Don’t Drop with Kölsch, Sunday, Sub Club, 11pm – 3am, sold out

Gorgon City

Last time the UK garage house hitmakers Gorgon City were in Glasgow, just over a year ago, it was for an evening show at the ABC. Sure, it went down well, but there’s something about cutting short the rave at 10.30pm, then traipsing across town to continue it elsewhere, that’s a little unsatisfactory. This time, the duo bring their well-oiled live show to SWG3 for a late-night gig that should give them a better opportunity to flex their dancefloor muscles. A set of chart-friendly club bangers awaits, with London-based house and techno selectors MANT warming things up.
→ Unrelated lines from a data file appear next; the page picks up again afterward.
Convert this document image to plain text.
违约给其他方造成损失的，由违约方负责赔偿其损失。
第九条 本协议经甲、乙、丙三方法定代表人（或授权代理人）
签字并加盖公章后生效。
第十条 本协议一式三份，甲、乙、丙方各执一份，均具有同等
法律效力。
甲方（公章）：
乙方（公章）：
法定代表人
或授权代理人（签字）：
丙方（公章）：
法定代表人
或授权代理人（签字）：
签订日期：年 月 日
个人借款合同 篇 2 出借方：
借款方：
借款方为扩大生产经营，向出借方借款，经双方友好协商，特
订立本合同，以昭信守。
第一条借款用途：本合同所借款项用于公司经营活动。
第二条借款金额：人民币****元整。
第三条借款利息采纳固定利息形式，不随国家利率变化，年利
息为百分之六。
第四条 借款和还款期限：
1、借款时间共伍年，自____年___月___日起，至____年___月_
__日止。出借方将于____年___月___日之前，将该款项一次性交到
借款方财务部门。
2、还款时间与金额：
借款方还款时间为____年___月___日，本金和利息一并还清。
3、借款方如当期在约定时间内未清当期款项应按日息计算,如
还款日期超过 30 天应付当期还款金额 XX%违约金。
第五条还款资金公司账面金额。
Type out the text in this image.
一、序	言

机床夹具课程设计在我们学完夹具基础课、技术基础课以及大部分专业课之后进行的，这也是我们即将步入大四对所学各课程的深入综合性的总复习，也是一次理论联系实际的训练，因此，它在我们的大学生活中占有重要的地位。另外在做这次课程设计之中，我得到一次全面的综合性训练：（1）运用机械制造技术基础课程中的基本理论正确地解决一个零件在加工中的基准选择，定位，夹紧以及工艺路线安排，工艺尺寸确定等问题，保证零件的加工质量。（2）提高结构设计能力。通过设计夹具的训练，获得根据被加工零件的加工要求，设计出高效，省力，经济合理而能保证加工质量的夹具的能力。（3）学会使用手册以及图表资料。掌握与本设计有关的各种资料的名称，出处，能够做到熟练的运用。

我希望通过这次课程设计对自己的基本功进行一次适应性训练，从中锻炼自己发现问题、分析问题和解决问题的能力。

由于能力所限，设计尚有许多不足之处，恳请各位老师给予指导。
While all this serious stuff is going on, next door the men behind the “biggest pirate radio station in Brentford” are in the same venue for the final date of their Lost Tape tour. The Kurupt FM crew – stars of the BBC’s hit mockumentary People Just Do Nothing – took over the Camden Roundhouse in October, belting out two-step classics, reggae and dancehall, and building up the mythology behind the tour’s eponymous recording – which they then dropped last week. The crew says that the tape is a “legendary set” that was “broadcast live on Kurupt FM 108.9 and recorded onto cassette tape by anonymous listener.” After being “lost in a backpack in deepest Brentford, the Lost Tape has now been uncovered, remixed and mastered for the very first time.” All very tongue-in-cheek, of course, but also masterfully funny. Catch them in Glasgow for the first time since they played Jackmaster’s 30th, also at SWG3, almost two years ago.